Both financing mechanisms are based on technology and online payment systems to facilitate transactions, and both are suitable for seed and early-stage financing of start-ups. In the case of crowdfunding, products or services tend to be in a more advanced stage of development, with at least a prototype in place when the campaign is launched, compared against ICOs which are mostly at concept level at the time of the offering.
In addition to raising funds, both financing mechanisms aim to incentivize early product adoption and the formation of a community around their project. It can be safely assumed that, given the nature of distributed ledger technologies, network effects of ICOs are more important than the ones present in crowdfunding campaigns.
Unlike crowdfunding, where an online crowdfunding platform (Kickstarter, RocketHub) is required for the campaign to be launched, ICOs do not rely on an intermediary. Intermediaries are replaced by the blockchain, removing the corresponding costs of intermediation and benefitting from efficiencies generated by the use of DLTs. At the same time, other costs involved in ICOs, such as listing costs, are non-existent in crowdfunding. Although both structures involve small ticket investments, the ultimate size of fundraising tends to be larger in ICOs, and thus any cost comparison between the two financing mechanisms may be misleading given the difference in their respective funding sizes.26
Another important difference lies in the pricing of the products. A company launching a crowdfunding campaign allowing for the pre-purchase of its product has to define in advance the price of the product. In ICOs, there is no price commitment as to the price of its future services (Agrawal et al., 2013, Catalini and Gans, 2018).

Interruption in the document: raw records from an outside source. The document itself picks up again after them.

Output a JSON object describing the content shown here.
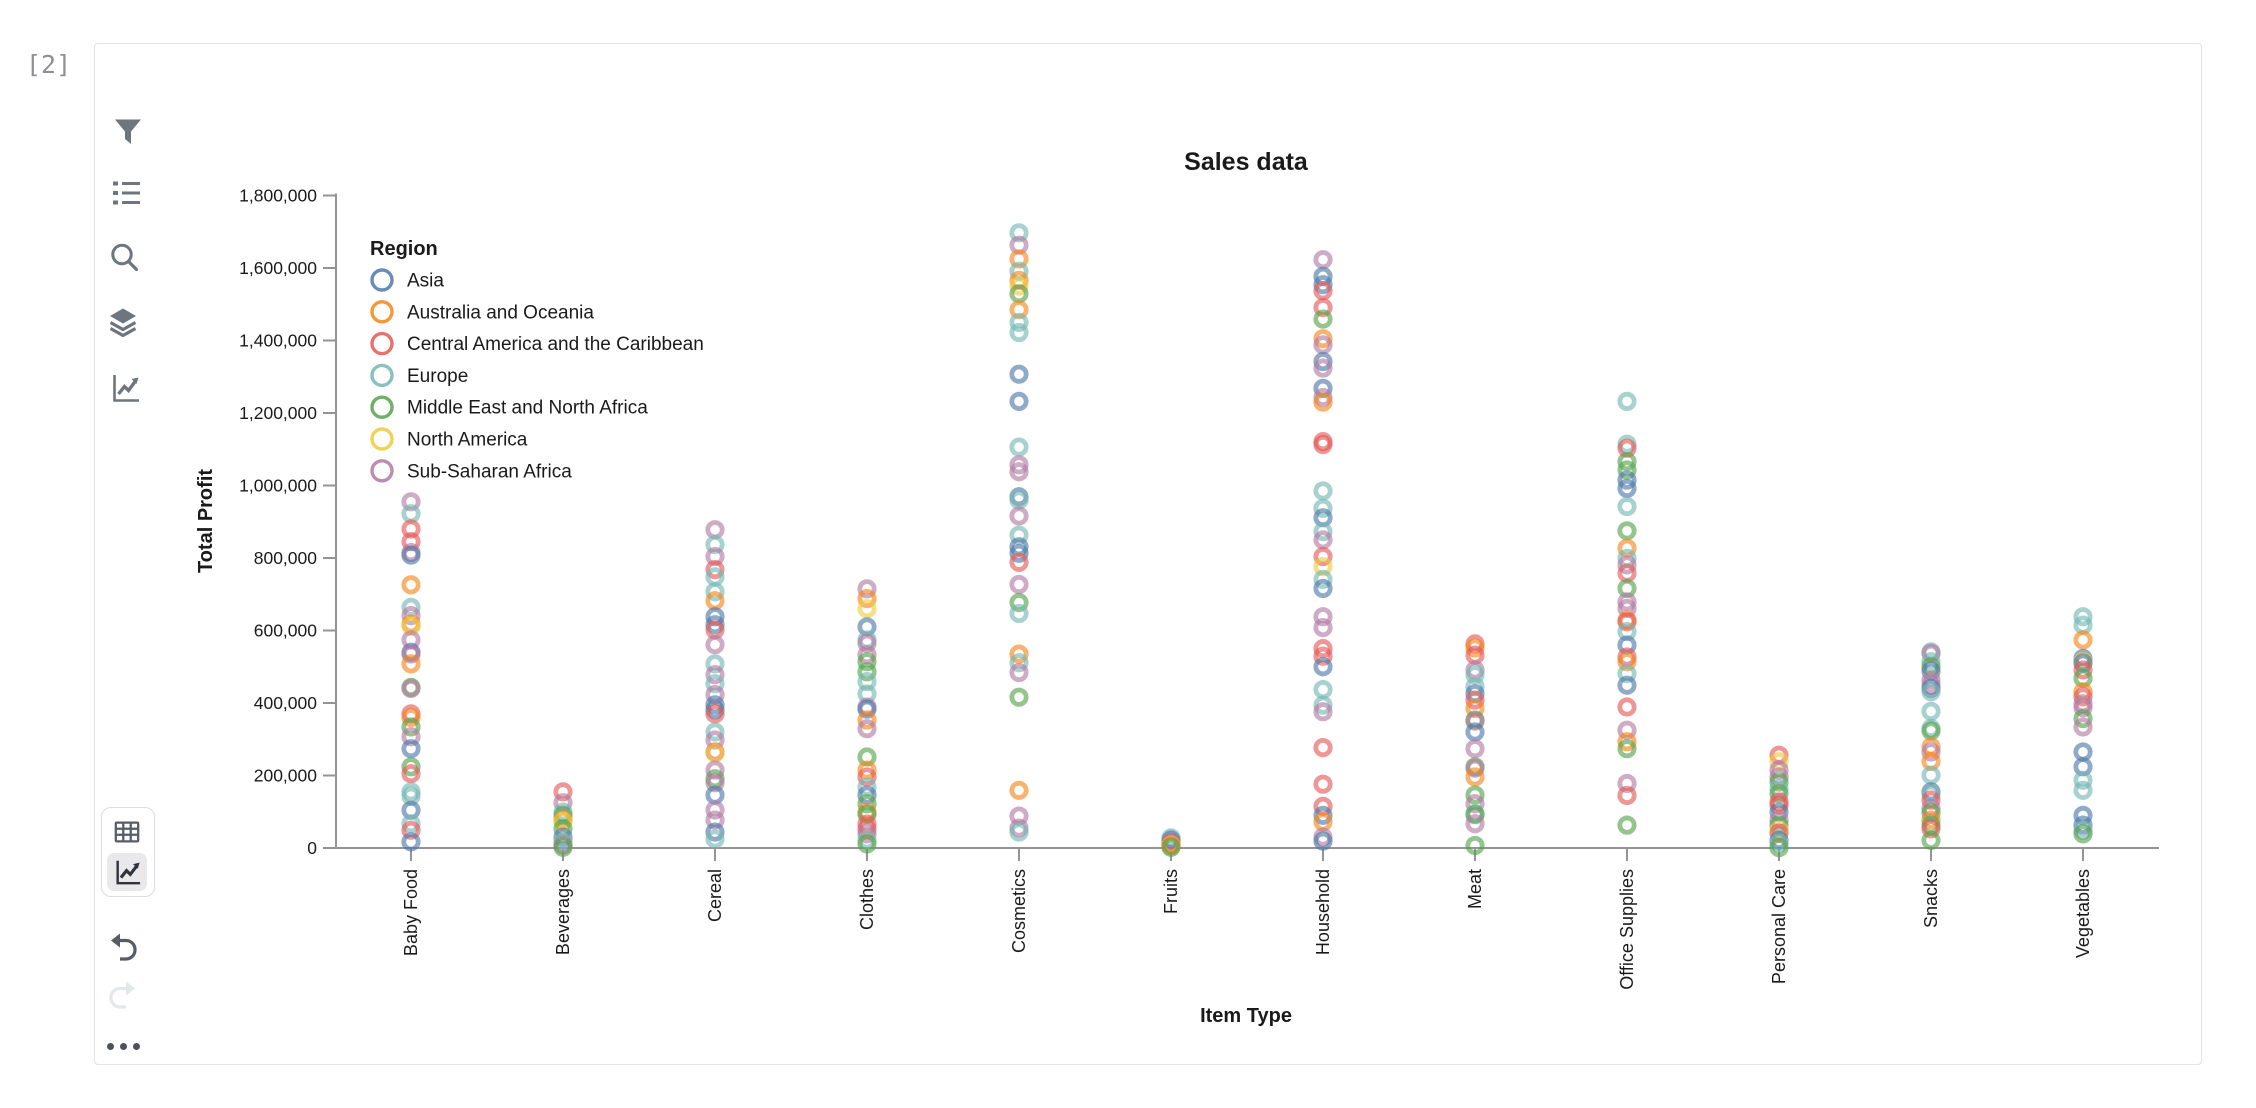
{
  "cell_prompt": "[2]",
  "colors": {
    "axis": "#949494",
    "chart_text": "#1a1a1a",
    "icon_gray": "#6d757f",
    "icon_dark": "#565d68",
    "icon_disabled": "#dfe2e6",
    "card_border": "#e4e4e7"
  },
  "sidebar": {
    "tools": [
      {
        "icon": "filter-icon"
      },
      {
        "icon": "list-icon"
      },
      {
        "icon": "search-icon"
      },
      {
        "icon": "layers-icon"
      },
      {
        "icon": "trend-icon"
      }
    ],
    "view_toggle": [
      {
        "icon": "table-view-icon",
        "selected": false
      },
      {
        "icon": "chart-view-icon",
        "selected": true
      }
    ],
    "undo_enabled": true,
    "redo_enabled": false
  },
  "chart_data": {
    "type": "scatter",
    "title": "Sales data",
    "xlabel": "Item Type",
    "ylabel": "Total Profit",
    "ylim": [
      0,
      1800000
    ],
    "ytick_step": 200000,
    "ytick_labels": [
      "0",
      "200,000",
      "400,000",
      "600,000",
      "800,000",
      "1,000,000",
      "1,200,000",
      "1,400,000",
      "1,600,000",
      "1,800,000"
    ],
    "grid": false,
    "legend_title": "Region",
    "legend_position": "top-left-inside",
    "marker": "open-circle",
    "regions": [
      {
        "name": "Asia",
        "color": "#4c78a8"
      },
      {
        "name": "Australia and Oceania",
        "color": "#f58518"
      },
      {
        "name": "Central America and the Caribbean",
        "color": "#e45756"
      },
      {
        "name": "Europe",
        "color": "#72b7b2"
      },
      {
        "name": "Middle East and North Africa",
        "color": "#54a24b"
      },
      {
        "name": "North America",
        "color": "#eeca3b"
      },
      {
        "name": "Sub-Saharan Africa",
        "color": "#b279a2"
      }
    ],
    "categories": [
      "Baby Food",
      "Beverages",
      "Cereal",
      "Clothes",
      "Cosmetics",
      "Fruits",
      "Household",
      "Meat",
      "Office Supplies",
      "Personal Care",
      "Snacks",
      "Vegetables"
    ],
    "points_format": [
      "category_index",
      "region_index",
      "total_profit"
    ],
    "points": [
      [
        0,
        6,
        955000
      ],
      [
        0,
        3,
        922000
      ],
      [
        0,
        2,
        880000
      ],
      [
        0,
        2,
        845000
      ],
      [
        0,
        6,
        815000
      ],
      [
        0,
        0,
        808000
      ],
      [
        0,
        1,
        726000
      ],
      [
        0,
        3,
        664000
      ],
      [
        0,
        6,
        641000
      ],
      [
        0,
        1,
        618000
      ],
      [
        0,
        5,
        612000
      ],
      [
        0,
        6,
        574000
      ],
      [
        0,
        0,
        540000
      ],
      [
        0,
        6,
        535000
      ],
      [
        0,
        1,
        508000
      ],
      [
        0,
        4,
        443000
      ],
      [
        0,
        6,
        440000
      ],
      [
        0,
        2,
        370000
      ],
      [
        0,
        1,
        360000
      ],
      [
        0,
        4,
        334000
      ],
      [
        0,
        6,
        307000
      ],
      [
        0,
        0,
        274000
      ],
      [
        0,
        4,
        224000
      ],
      [
        0,
        2,
        205000
      ],
      [
        0,
        3,
        155000
      ],
      [
        0,
        3,
        143000
      ],
      [
        0,
        0,
        104000
      ],
      [
        0,
        3,
        67000
      ],
      [
        0,
        2,
        49000
      ],
      [
        0,
        0,
        17000
      ],
      [
        1,
        2,
        155000
      ],
      [
        1,
        6,
        125000
      ],
      [
        1,
        3,
        99000
      ],
      [
        1,
        4,
        90000
      ],
      [
        1,
        1,
        77000
      ],
      [
        1,
        5,
        74000
      ],
      [
        1,
        4,
        53000
      ],
      [
        1,
        0,
        30000
      ],
      [
        1,
        3,
        17000
      ],
      [
        1,
        6,
        8000
      ],
      [
        1,
        4,
        2000
      ],
      [
        2,
        6,
        878000
      ],
      [
        2,
        3,
        837000
      ],
      [
        2,
        6,
        804000
      ],
      [
        2,
        2,
        768000
      ],
      [
        2,
        3,
        748000
      ],
      [
        2,
        3,
        707000
      ],
      [
        2,
        1,
        682000
      ],
      [
        2,
        0,
        638000
      ],
      [
        2,
        0,
        616000
      ],
      [
        2,
        2,
        602000
      ],
      [
        2,
        6,
        561000
      ],
      [
        2,
        3,
        508000
      ],
      [
        2,
        6,
        478000
      ],
      [
        2,
        3,
        453000
      ],
      [
        2,
        6,
        423000
      ],
      [
        2,
        0,
        395000
      ],
      [
        2,
        0,
        381000
      ],
      [
        2,
        2,
        370000
      ],
      [
        2,
        3,
        320000
      ],
      [
        2,
        6,
        298000
      ],
      [
        2,
        2,
        265000
      ],
      [
        2,
        5,
        262000
      ],
      [
        2,
        6,
        215000
      ],
      [
        2,
        4,
        191000
      ],
      [
        2,
        6,
        180000
      ],
      [
        2,
        0,
        146000
      ],
      [
        2,
        6,
        105000
      ],
      [
        2,
        6,
        77000
      ],
      [
        2,
        0,
        44000
      ],
      [
        2,
        3,
        25000
      ],
      [
        3,
        6,
        715000
      ],
      [
        3,
        1,
        688000
      ],
      [
        3,
        5,
        660000
      ],
      [
        3,
        0,
        610000
      ],
      [
        3,
        3,
        574000
      ],
      [
        3,
        6,
        565000
      ],
      [
        3,
        6,
        533000
      ],
      [
        3,
        4,
        514000
      ],
      [
        3,
        4,
        486000
      ],
      [
        3,
        3,
        459000
      ],
      [
        3,
        3,
        425000
      ],
      [
        3,
        6,
        389000
      ],
      [
        3,
        0,
        383000
      ],
      [
        3,
        1,
        353000
      ],
      [
        3,
        6,
        329000
      ],
      [
        3,
        4,
        251000
      ],
      [
        3,
        1,
        215000
      ],
      [
        3,
        2,
        196000
      ],
      [
        3,
        3,
        168000
      ],
      [
        3,
        0,
        146000
      ],
      [
        3,
        4,
        122000
      ],
      [
        3,
        1,
        99000
      ],
      [
        3,
        4,
        93000
      ],
      [
        3,
        2,
        66000
      ],
      [
        3,
        2,
        52000
      ],
      [
        3,
        6,
        39000
      ],
      [
        3,
        3,
        22000
      ],
      [
        3,
        4,
        11000
      ],
      [
        4,
        3,
        1697000
      ],
      [
        4,
        6,
        1663000
      ],
      [
        4,
        1,
        1625000
      ],
      [
        4,
        3,
        1591000
      ],
      [
        4,
        1,
        1566000
      ],
      [
        4,
        5,
        1550000
      ],
      [
        4,
        4,
        1529000
      ],
      [
        4,
        1,
        1485000
      ],
      [
        4,
        3,
        1450000
      ],
      [
        4,
        3,
        1422000
      ],
      [
        4,
        0,
        1307000
      ],
      [
        4,
        0,
        1232000
      ],
      [
        4,
        3,
        1106000
      ],
      [
        4,
        6,
        1057000
      ],
      [
        4,
        6,
        1038000
      ],
      [
        4,
        0,
        969000
      ],
      [
        4,
        3,
        960000
      ],
      [
        4,
        6,
        916000
      ],
      [
        4,
        3,
        863000
      ],
      [
        4,
        0,
        831000
      ],
      [
        4,
        0,
        813000
      ],
      [
        4,
        2,
        788000
      ],
      [
        4,
        6,
        727000
      ],
      [
        4,
        4,
        677000
      ],
      [
        4,
        3,
        647000
      ],
      [
        4,
        1,
        535000
      ],
      [
        4,
        3,
        511000
      ],
      [
        4,
        6,
        484000
      ],
      [
        4,
        4,
        416000
      ],
      [
        4,
        1,
        159000
      ],
      [
        4,
        6,
        88000
      ],
      [
        4,
        6,
        55000
      ],
      [
        4,
        3,
        44000
      ],
      [
        5,
        3,
        28000
      ],
      [
        5,
        0,
        22000
      ],
      [
        5,
        2,
        15000
      ],
      [
        5,
        6,
        12000
      ],
      [
        5,
        5,
        8000
      ],
      [
        5,
        1,
        6000
      ],
      [
        5,
        4,
        2000
      ],
      [
        6,
        6,
        1623000
      ],
      [
        6,
        0,
        1577000
      ],
      [
        6,
        0,
        1554000
      ],
      [
        6,
        2,
        1537000
      ],
      [
        6,
        2,
        1491000
      ],
      [
        6,
        4,
        1459000
      ],
      [
        6,
        1,
        1405000
      ],
      [
        6,
        6,
        1388000
      ],
      [
        6,
        0,
        1342000
      ],
      [
        6,
        6,
        1324000
      ],
      [
        6,
        0,
        1268000
      ],
      [
        6,
        6,
        1243000
      ],
      [
        6,
        1,
        1230000
      ],
      [
        6,
        2,
        1121000
      ],
      [
        6,
        2,
        1113000
      ],
      [
        6,
        3,
        985000
      ],
      [
        6,
        3,
        937000
      ],
      [
        6,
        0,
        911000
      ],
      [
        6,
        3,
        873000
      ],
      [
        6,
        6,
        850000
      ],
      [
        6,
        2,
        804000
      ],
      [
        6,
        5,
        776000
      ],
      [
        6,
        3,
        741000
      ],
      [
        6,
        0,
        716000
      ],
      [
        6,
        6,
        638000
      ],
      [
        6,
        6,
        608000
      ],
      [
        6,
        2,
        550000
      ],
      [
        6,
        2,
        529000
      ],
      [
        6,
        0,
        500000
      ],
      [
        6,
        3,
        437000
      ],
      [
        6,
        3,
        394000
      ],
      [
        6,
        6,
        376000
      ],
      [
        6,
        2,
        277000
      ],
      [
        6,
        2,
        176000
      ],
      [
        6,
        2,
        115000
      ],
      [
        6,
        0,
        90000
      ],
      [
        6,
        1,
        72000
      ],
      [
        6,
        6,
        30000
      ],
      [
        6,
        0,
        19000
      ],
      [
        7,
        2,
        563000
      ],
      [
        7,
        1,
        552000
      ],
      [
        7,
        2,
        532000
      ],
      [
        7,
        6,
        491000
      ],
      [
        7,
        3,
        478000
      ],
      [
        7,
        3,
        445000
      ],
      [
        7,
        0,
        426000
      ],
      [
        7,
        2,
        408000
      ],
      [
        7,
        1,
        385000
      ],
      [
        7,
        4,
        353000
      ],
      [
        7,
        6,
        350000
      ],
      [
        7,
        0,
        320000
      ],
      [
        7,
        6,
        274000
      ],
      [
        7,
        4,
        224000
      ],
      [
        7,
        6,
        220000
      ],
      [
        7,
        1,
        196000
      ],
      [
        7,
        4,
        146000
      ],
      [
        7,
        6,
        122000
      ],
      [
        7,
        3,
        95000
      ],
      [
        7,
        4,
        92000
      ],
      [
        7,
        6,
        67000
      ],
      [
        7,
        4,
        7000
      ],
      [
        8,
        3,
        1232000
      ],
      [
        8,
        3,
        1114000
      ],
      [
        8,
        2,
        1103000
      ],
      [
        8,
        4,
        1066000
      ],
      [
        8,
        4,
        1043000
      ],
      [
        8,
        0,
        1015000
      ],
      [
        8,
        0,
        992000
      ],
      [
        8,
        3,
        942000
      ],
      [
        8,
        4,
        875000
      ],
      [
        8,
        1,
        827000
      ],
      [
        8,
        3,
        799000
      ],
      [
        8,
        6,
        781000
      ],
      [
        8,
        2,
        758000
      ],
      [
        8,
        4,
        716000
      ],
      [
        8,
        6,
        679000
      ],
      [
        8,
        6,
        661000
      ],
      [
        8,
        1,
        629000
      ],
      [
        8,
        2,
        624000
      ],
      [
        8,
        3,
        597000
      ],
      [
        8,
        0,
        560000
      ],
      [
        8,
        2,
        527000
      ],
      [
        8,
        1,
        514000
      ],
      [
        8,
        3,
        481000
      ],
      [
        8,
        0,
        449000
      ],
      [
        8,
        2,
        389000
      ],
      [
        8,
        6,
        325000
      ],
      [
        8,
        1,
        293000
      ],
      [
        8,
        4,
        274000
      ],
      [
        8,
        6,
        178000
      ],
      [
        8,
        2,
        145000
      ],
      [
        8,
        4,
        63000
      ],
      [
        9,
        2,
        256000
      ],
      [
        9,
        5,
        238000
      ],
      [
        9,
        6,
        215000
      ],
      [
        9,
        6,
        196000
      ],
      [
        9,
        4,
        182000
      ],
      [
        9,
        3,
        164000
      ],
      [
        9,
        4,
        150000
      ],
      [
        9,
        2,
        127000
      ],
      [
        9,
        2,
        118000
      ],
      [
        9,
        0,
        99000
      ],
      [
        9,
        6,
        77000
      ],
      [
        9,
        4,
        63000
      ],
      [
        9,
        5,
        49000
      ],
      [
        9,
        2,
        41000
      ],
      [
        9,
        0,
        21000
      ],
      [
        9,
        3,
        14000
      ],
      [
        9,
        4,
        1000
      ],
      [
        10,
        3,
        541000
      ],
      [
        10,
        6,
        537000
      ],
      [
        10,
        3,
        514000
      ],
      [
        10,
        4,
        500000
      ],
      [
        10,
        0,
        488000
      ],
      [
        10,
        6,
        463000
      ],
      [
        10,
        6,
        449000
      ],
      [
        10,
        0,
        440000
      ],
      [
        10,
        3,
        431000
      ],
      [
        10,
        3,
        377000
      ],
      [
        10,
        3,
        330000
      ],
      [
        10,
        4,
        323000
      ],
      [
        10,
        1,
        279000
      ],
      [
        10,
        6,
        265000
      ],
      [
        10,
        1,
        239000
      ],
      [
        10,
        3,
        201000
      ],
      [
        10,
        0,
        155000
      ],
      [
        10,
        3,
        148000
      ],
      [
        10,
        2,
        132000
      ],
      [
        10,
        6,
        109000
      ],
      [
        10,
        4,
        97000
      ],
      [
        10,
        1,
        77000
      ],
      [
        10,
        4,
        63000
      ],
      [
        10,
        2,
        53000
      ],
      [
        10,
        4,
        21000
      ],
      [
        11,
        3,
        638000
      ],
      [
        11,
        3,
        615000
      ],
      [
        11,
        1,
        574000
      ],
      [
        11,
        0,
        523000
      ],
      [
        11,
        5,
        515000
      ],
      [
        11,
        0,
        510000
      ],
      [
        11,
        2,
        491000
      ],
      [
        11,
        4,
        468000
      ],
      [
        11,
        1,
        431000
      ],
      [
        11,
        2,
        417000
      ],
      [
        11,
        6,
        398000
      ],
      [
        11,
        6,
        387000
      ],
      [
        11,
        4,
        357000
      ],
      [
        11,
        6,
        334000
      ],
      [
        11,
        0,
        265000
      ],
      [
        11,
        0,
        224000
      ],
      [
        11,
        3,
        187000
      ],
      [
        11,
        3,
        159000
      ],
      [
        11,
        0,
        90000
      ],
      [
        11,
        0,
        63000
      ],
      [
        11,
        3,
        49000
      ],
      [
        11,
        4,
        39000
      ]
    ]
  }
}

Another important parameter in that crowdfunding platforms have vested interest to select credible projects for the campaigns they list, given the reputational risk involved for the platform. The only reputational risk involved in ICOs is the one of entrepreneurs themselves as no vetting by an independent agent with aligned interests is performed.

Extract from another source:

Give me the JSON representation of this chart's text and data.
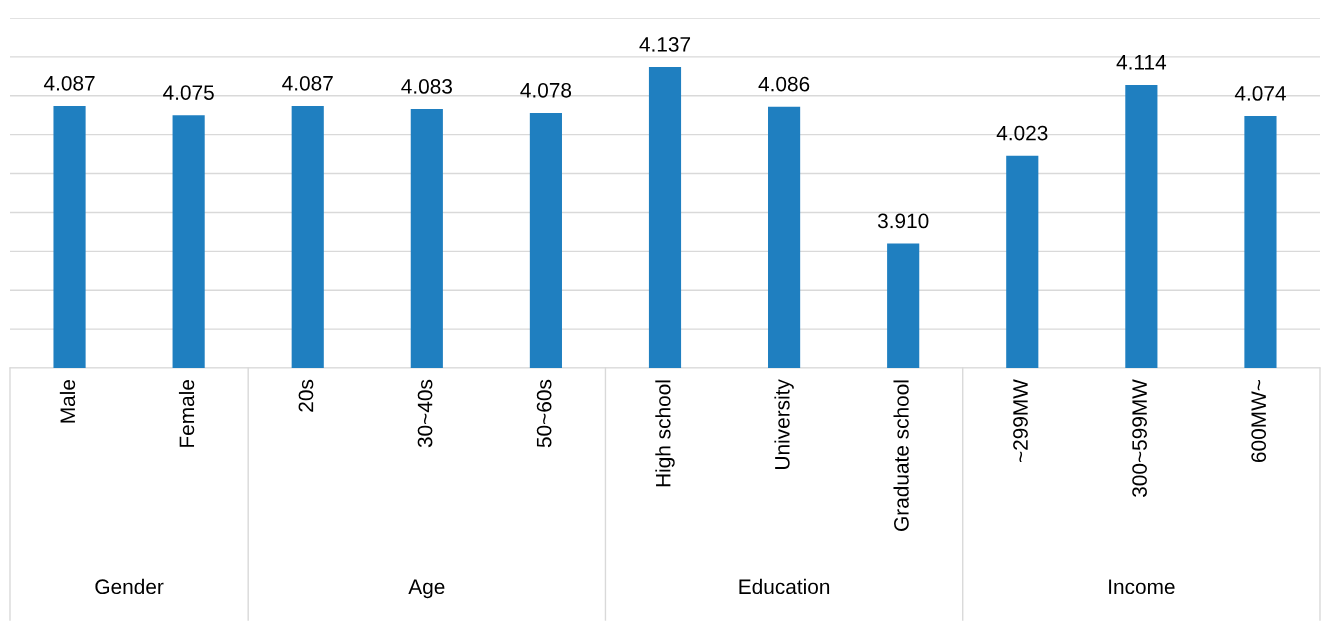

The vested interest of the crowdfunding platform has implications in the disclosure of offerings. In the event of an ICO offering without specific disclosure requirements, the ICO whitepaper contents may be published without any prior due diligence or validation by a third party. On the other hand, the vested interest of the crowdfunding platform to ensure its credibility implies a minimum control in the contents of crowdfunding disclosure to ensure the quality of documentation.
Importantly, both crowdfunding and ICO offerings reach a much wider investor base, allowing retail investors to participate in the financing of SMEs and start-ups. In the current form of ICOs and particularly when the offering is not regulated, there is no restriction in the profile of the potential investor. In the case of crowdfunding, and depending on the jurisdiction, restrictions may apply on the pool of potential investors. In the US, the statutory “accredited investor” definition takes into account financial status under net worth/net income tests or educational/professional expertise, as verified by certain regulatory authorities.